Uma carreira de serviço e sucesso
Embora Clarke tenha construído a reputação de um dos mais fiáveis gregários do pelotão e de um sagaz estratega em corrida, deixa a modalidade com um palmarés que muitos líderes invejariam. Somou sete vitórias como profissional e alinhou em 20 Grandes Voltas e 33 monumentos. Representou ainda a Austrália em vários Campeonatos do Mundo e participou nos Jogos Olímpicos do Rio e de Paris.
“Muitos ciclistas passam a carreira inteira a trabalhar para os outros e não se retiram com resultados pessoais”, refletiu Clarke. “Embora tenha passado grande parte da minha carreira a apoiar, também fico muito satisfeito por ter tido momentos em que pude procurar esses resultados e, quando o fiz, consegui alguns bons. São dois motivos de orgulho. Estou, sem dúvida, a retirar-me sem arrependimentos”.

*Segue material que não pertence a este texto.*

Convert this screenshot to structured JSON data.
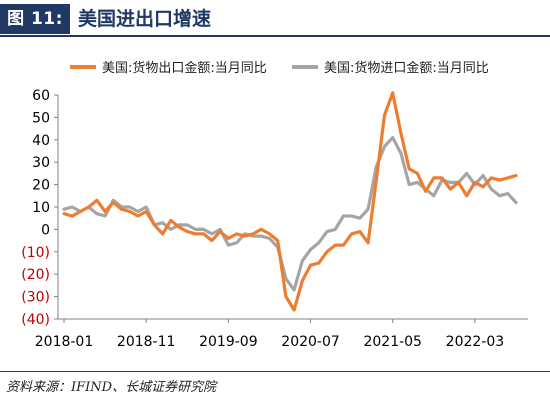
{
  "header": {
    "tag": "图 11:",
    "title": "美国进出口增速"
  },
  "source": "资料来源：IFIND、长城证券研究院",
  "chart_data": {
    "type": "line",
    "x": [
      "2018-01",
      "2018-02",
      "2018-03",
      "2018-04",
      "2018-05",
      "2018-06",
      "2018-07",
      "2018-08",
      "2018-09",
      "2018-10",
      "2018-11",
      "2018-12",
      "2019-01",
      "2019-02",
      "2019-03",
      "2019-04",
      "2019-05",
      "2019-06",
      "2019-07",
      "2019-08",
      "2019-09",
      "2019-10",
      "2019-11",
      "2019-12",
      "2020-01",
      "2020-02",
      "2020-03",
      "2020-04",
      "2020-05",
      "2020-06",
      "2020-07",
      "2020-08",
      "2020-09",
      "2020-10",
      "2020-11",
      "2020-12",
      "2021-01",
      "2021-02",
      "2021-03",
      "2021-04",
      "2021-05",
      "2021-06",
      "2021-07",
      "2021-08",
      "2021-09",
      "2021-10",
      "2021-11",
      "2021-12",
      "2022-01",
      "2022-02",
      "2022-03",
      "2022-04",
      "2022-05",
      "2022-06",
      "2022-07",
      "2022-08"
    ],
    "x_tick_labels": [
      "2018-01",
      "2018-11",
      "2019-09",
      "2020-07",
      "2021-05",
      "2022-03"
    ],
    "y_tick_labels": [
      "60",
      "50",
      "40",
      "30",
      "20",
      "10",
      "0",
      "(10)",
      "(20)",
      "(30)",
      "(40)"
    ],
    "ylim": [
      -40,
      60
    ],
    "y_ticks": [
      60,
      50,
      40,
      30,
      20,
      10,
      0,
      -10,
      -20,
      -30,
      -40
    ],
    "negative_tick_color": "#c00000",
    "grid": false,
    "legend_position": "top",
    "series": [
      {
        "name": "美国:货物出口金额:当月同比",
        "color": "#ed7d31",
        "values": [
          7,
          6,
          8,
          10,
          13,
          8,
          12,
          9,
          8,
          6,
          8,
          2,
          -2,
          4,
          1,
          -1,
          -2,
          -2,
          -5,
          -1,
          -4,
          -2,
          -3,
          -2,
          0,
          -2,
          -5,
          -30,
          -36,
          -23,
          -16,
          -15,
          -10,
          -7,
          -7,
          -2,
          -1,
          -6,
          22,
          51,
          61,
          43,
          27,
          25,
          17,
          23,
          23,
          18,
          21,
          15,
          21,
          19,
          23,
          22,
          23,
          24
        ]
      },
      {
        "name": "美国:货物进口金额:当月同比",
        "color": "#a5a5a5",
        "values": [
          9,
          10,
          8,
          10,
          7,
          6,
          13,
          10,
          10,
          8,
          10,
          2,
          3,
          0,
          2,
          2,
          0,
          0,
          -2,
          0,
          -7,
          -6,
          -2,
          -3,
          -3,
          -4,
          -8,
          -22,
          -27,
          -14,
          -9,
          -6,
          -1,
          0,
          6,
          6,
          5,
          9,
          28,
          37,
          41,
          34,
          20,
          21,
          18,
          15,
          22,
          21,
          21,
          25,
          20,
          24,
          18,
          15,
          16,
          12
        ]
      }
    ]
  }
}
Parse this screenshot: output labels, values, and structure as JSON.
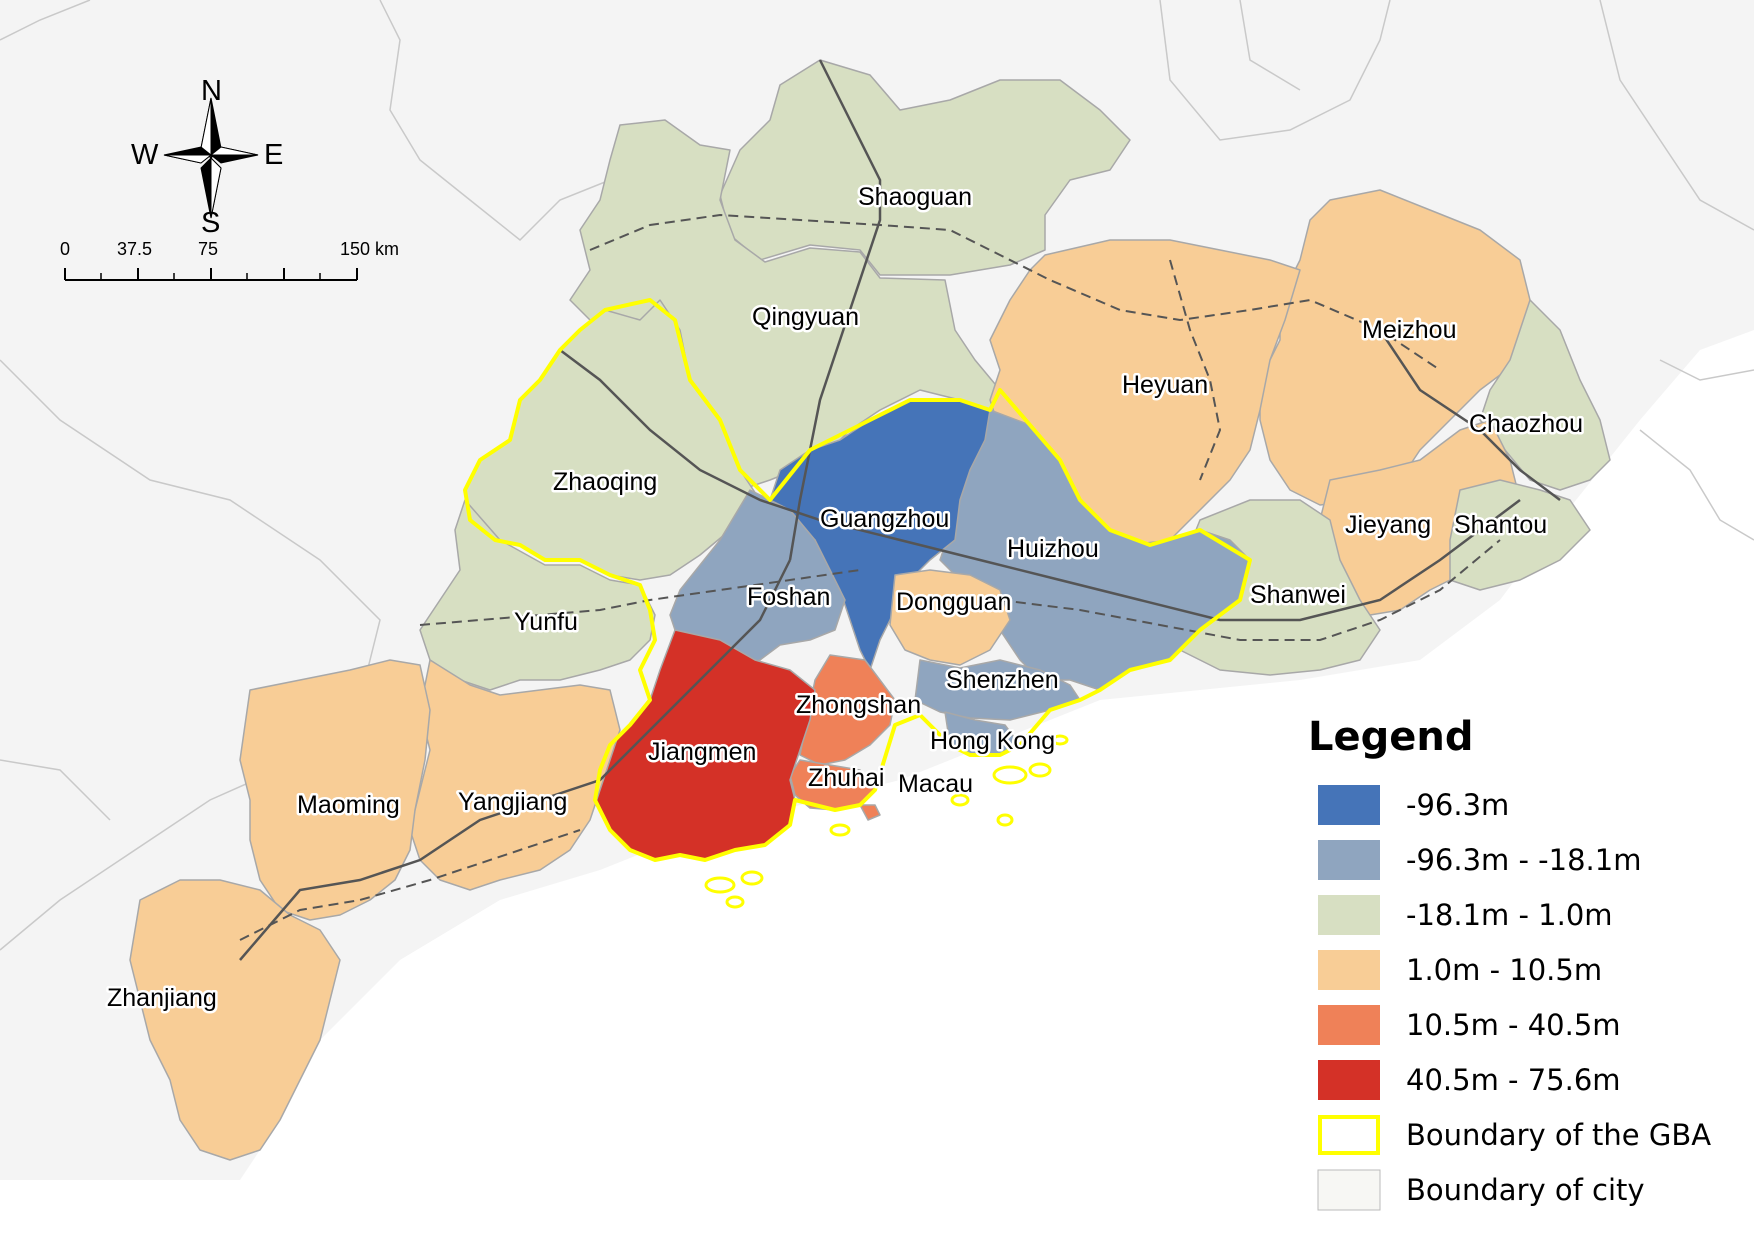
{
  "legend": {
    "title": "Legend",
    "items": [
      {
        "label": "-96.3m",
        "color": "#4574b8"
      },
      {
        "label": "-96.3m - -18.1m",
        "color": "#8fa5bf"
      },
      {
        "label": "-18.1m - 1.0m",
        "color": "#d7dfc2"
      },
      {
        "label": "1.0m - 10.5m",
        "color": "#f8cd96"
      },
      {
        "label": "10.5m - 40.5m",
        "color": "#ef8158"
      },
      {
        "label": "40.5m - 75.6m",
        "color": "#d43127"
      },
      {
        "label": "Boundary of the GBA",
        "color": "#ffff00"
      },
      {
        "label": "Boundary of city",
        "color": "#f7f7f4"
      }
    ]
  },
  "compass": {
    "n": "N",
    "s": "S",
    "e": "E",
    "w": "W"
  },
  "scale_bar": {
    "labels": [
      "0",
      "37.5",
      "75",
      "150 km"
    ]
  },
  "cities": {
    "shaoguan": "Shaoguan",
    "qingyuan": "Qingyuan",
    "meizhou": "Meizhou",
    "heyuan": "Heyuan",
    "chaozhou": "Chaozhou",
    "zhaoqing": "Zhaoqing",
    "guangzhou": "Guangzhou",
    "huizhou": "Huizhou",
    "jieyang": "Jieyang",
    "shantou": "Shantou",
    "foshan": "Foshan",
    "dongguan": "Dongguan",
    "shanwei": "Shanwei",
    "yunfu": "Yunfu",
    "shenzhen": "Shenzhen",
    "zhongshan": "Zhongshan",
    "hongkong": "Hong Kong",
    "jiangmen": "Jiangmen",
    "zhuhai": "Zhuhai",
    "macau": "Macau",
    "maoming": "Maoming",
    "yangjiang": "Yangjiang",
    "zhanjiang": "Zhanjiang"
  },
  "map_colors": {
    "background": "#f4f4f4",
    "neighbor_border": "#c9c9c9",
    "city_border": "#a8a8a8",
    "rail": "#555555",
    "highway": "#555555",
    "gba_boundary": "#ffff00"
  }
}
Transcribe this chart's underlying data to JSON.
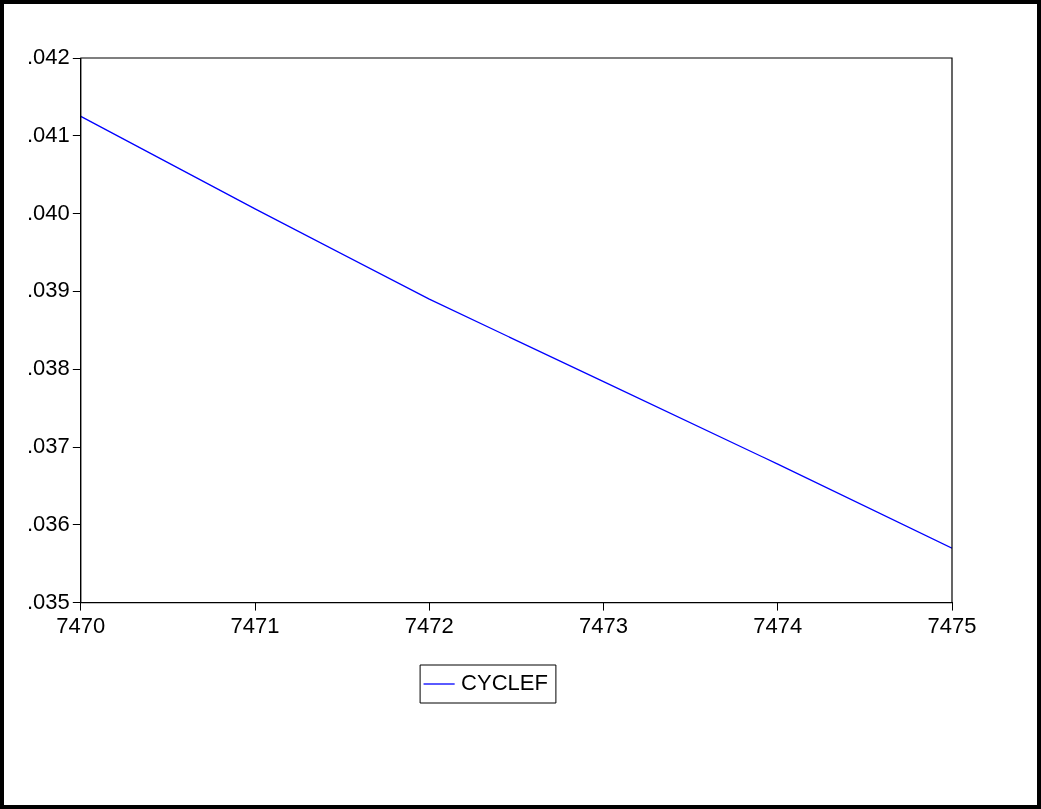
{
  "chart_data": {
    "type": "line",
    "x": [
      7470,
      7471,
      7472,
      7473,
      7474,
      7475
    ],
    "series": [
      {
        "name": "CYCLEF",
        "color": "#0000ff",
        "values": [
          0.04125,
          0.04006,
          0.0389,
          0.03784,
          0.03678,
          0.0357
        ]
      }
    ],
    "xlim": [
      7470,
      7475
    ],
    "xticks": [
      7470,
      7471,
      7472,
      7473,
      7474,
      7475
    ],
    "ylim": [
      0.035,
      0.042
    ],
    "yticks": [
      {
        "value": 0.035,
        "label": ".035"
      },
      {
        "value": 0.036,
        "label": ".036"
      },
      {
        "value": 0.037,
        "label": ".037"
      },
      {
        "value": 0.038,
        "label": ".038"
      },
      {
        "value": 0.039,
        "label": ".039"
      },
      {
        "value": 0.04,
        "label": ".040"
      },
      {
        "value": 0.041,
        "label": ".041"
      },
      {
        "value": 0.042,
        "label": ".042"
      }
    ],
    "grid": false,
    "legend": "bottom",
    "marker": "none",
    "line_style": "solid"
  }
}
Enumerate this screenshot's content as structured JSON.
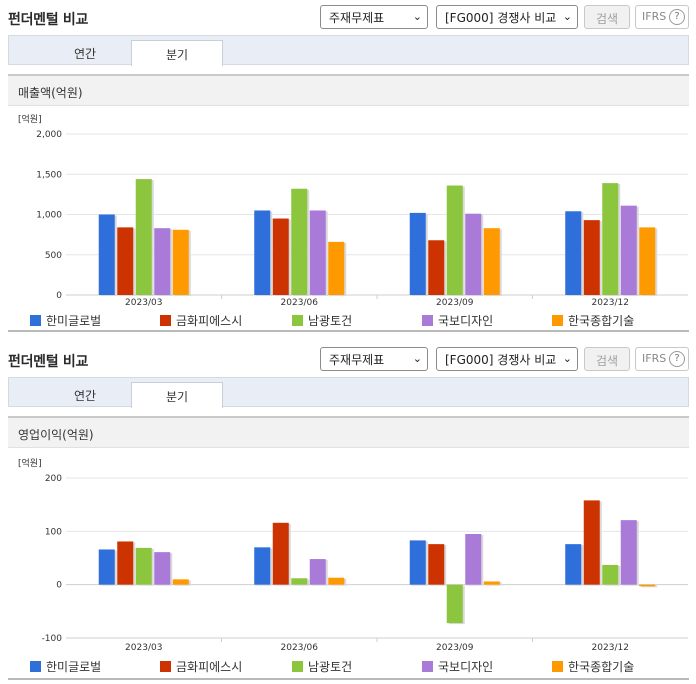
{
  "panels": [
    {
      "title": "펀더멘털 비교",
      "select_statement": "주재무제표",
      "select_compare": "[FG000] 경쟁사 비교",
      "search_label": "검색",
      "ifrs_label": "IFRS",
      "help_glyph": "?",
      "tabs": [
        "연간",
        "분기"
      ],
      "active_tab": "분기",
      "chart_title": "매출액(억원)",
      "chart_data": {
        "type": "bar",
        "unit_label": "[억원]",
        "categories": [
          "2023/03",
          "2023/06",
          "2023/09",
          "2023/12"
        ],
        "ylim": [
          0,
          2000
        ],
        "yticks": [
          0,
          500,
          1000,
          1500,
          2000
        ],
        "ytick_labels": [
          "0",
          "500",
          "1,000",
          "1,500",
          "2,000"
        ],
        "grid": true,
        "legend_position": "bottom",
        "series": [
          {
            "name": "한미글로벌",
            "color": "#2f6fdb",
            "values": [
              1000,
              1050,
              1020,
              1040
            ]
          },
          {
            "name": "금화피에스시",
            "color": "#cc3300",
            "values": [
              840,
              950,
              680,
              930
            ]
          },
          {
            "name": "남광토건",
            "color": "#8cc63f",
            "values": [
              1440,
              1320,
              1360,
              1390
            ]
          },
          {
            "name": "국보디자인",
            "color": "#a97ad8",
            "values": [
              830,
              1050,
              1010,
              1110
            ]
          },
          {
            "name": "한국종합기술",
            "color": "#ff9900",
            "values": [
              810,
              660,
              830,
              840
            ]
          }
        ]
      }
    },
    {
      "title": "펀더멘털 비교",
      "select_statement": "주재무제표",
      "select_compare": "[FG000] 경쟁사 비교",
      "search_label": "검색",
      "ifrs_label": "IFRS",
      "help_glyph": "?",
      "tabs": [
        "연간",
        "분기"
      ],
      "active_tab": "분기",
      "chart_title": "영업이익(억원)",
      "chart_data": {
        "type": "bar",
        "unit_label": "[억원]",
        "categories": [
          "2023/03",
          "2023/06",
          "2023/09",
          "2023/12"
        ],
        "ylim": [
          -100,
          200
        ],
        "yticks": [
          -100,
          0,
          100,
          200
        ],
        "ytick_labels": [
          "-100",
          "0",
          "100",
          "200"
        ],
        "grid": true,
        "legend_position": "bottom",
        "series": [
          {
            "name": "한미글로벌",
            "color": "#2f6fdb",
            "values": [
              66,
              70,
              83,
              76
            ]
          },
          {
            "name": "금화피에스시",
            "color": "#cc3300",
            "values": [
              81,
              116,
              76,
              158
            ]
          },
          {
            "name": "남광토건",
            "color": "#8cc63f",
            "values": [
              69,
              12,
              -72,
              37
            ]
          },
          {
            "name": "국보디자인",
            "color": "#a97ad8",
            "values": [
              61,
              48,
              95,
              121
            ]
          },
          {
            "name": "한국종합기술",
            "color": "#ff9900",
            "values": [
              10,
              13,
              6,
              -3
            ]
          }
        ]
      }
    }
  ]
}
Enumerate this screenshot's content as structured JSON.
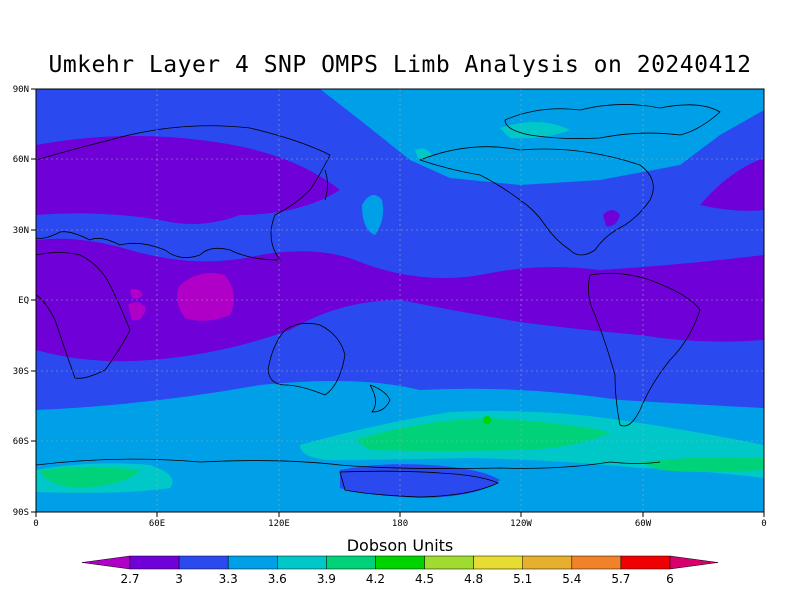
{
  "title": "Umkehr Layer 4 SNP OMPS Limb Analysis on 20240412",
  "map": {
    "y_ticks": [
      "90N",
      "60N",
      "30N",
      "EQ",
      "30S",
      "60S",
      "90S"
    ],
    "x_ticks": [
      "0",
      "60E",
      "120E",
      "180",
      "120W",
      "60W",
      "0"
    ]
  },
  "colorbar": {
    "title": "Dobson Units",
    "levels": [
      "2.7",
      "3",
      "3.3",
      "3.6",
      "3.9",
      "4.2",
      "4.5",
      "4.8",
      "5.1",
      "5.4",
      "5.7",
      "6"
    ],
    "colors": [
      "#b000c8",
      "#7000d8",
      "#2a4af0",
      "#00a0e8",
      "#00c8c8",
      "#00d27a",
      "#00d400",
      "#a0dc30",
      "#e6dc32",
      "#e6af2d",
      "#f0822a",
      "#f00000",
      "#d8006a"
    ]
  },
  "chart_data": {
    "type": "heatmap",
    "title": "Umkehr Layer 4 SNP OMPS Limb Analysis on 20240412",
    "unit": "Dobson Units",
    "x_range": [
      "0",
      "0"
    ],
    "y_range": [
      "90S",
      "90N"
    ],
    "bands": [
      {
        "lat_range": [
          "30N",
          "60N"
        ],
        "approx_value": "2.7-3.0 (Eurasia), 3.3 (Pacific/N. America)"
      },
      {
        "lat_range": [
          "10S",
          "20N"
        ],
        "approx_value": "2.7-3.0"
      },
      {
        "lat_range": [
          "60N",
          "90N"
        ],
        "approx_value": "3.3-3.6"
      },
      {
        "lat_range": [
          "30S",
          "45S"
        ],
        "approx_value": "3.3-3.6"
      },
      {
        "lat_range": [
          "45S",
          "65S"
        ],
        "approx_value": "3.6-4.2"
      },
      {
        "lat_range": [
          "65S",
          "90S"
        ],
        "approx_value": "3.6-3.9"
      }
    ]
  }
}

Simon Clarke bateu Taco van der Hoorn ao sprint para vencer a 5ª etapa da Volta a França 2022
A trajetória de Clarke não foi imune à turbulência. O seu triunfo mais significativo (
a vitória na 5.ª etapa da Volta a França 2022, nos paralelos rumo a Wallers-Arenberg) surgiu poucos meses depois de a carreira ter estado à beira do fim.
Após o colapso da Team Qhubeka NextHash no final de 2021, Clarke ficou sem contrato e perto da reforma. A
Israel - Premier Tech lançou-lhe uma tábua de salvação e ele retribuiu essa confiança com uma das vitórias mais emocionais desse Tour.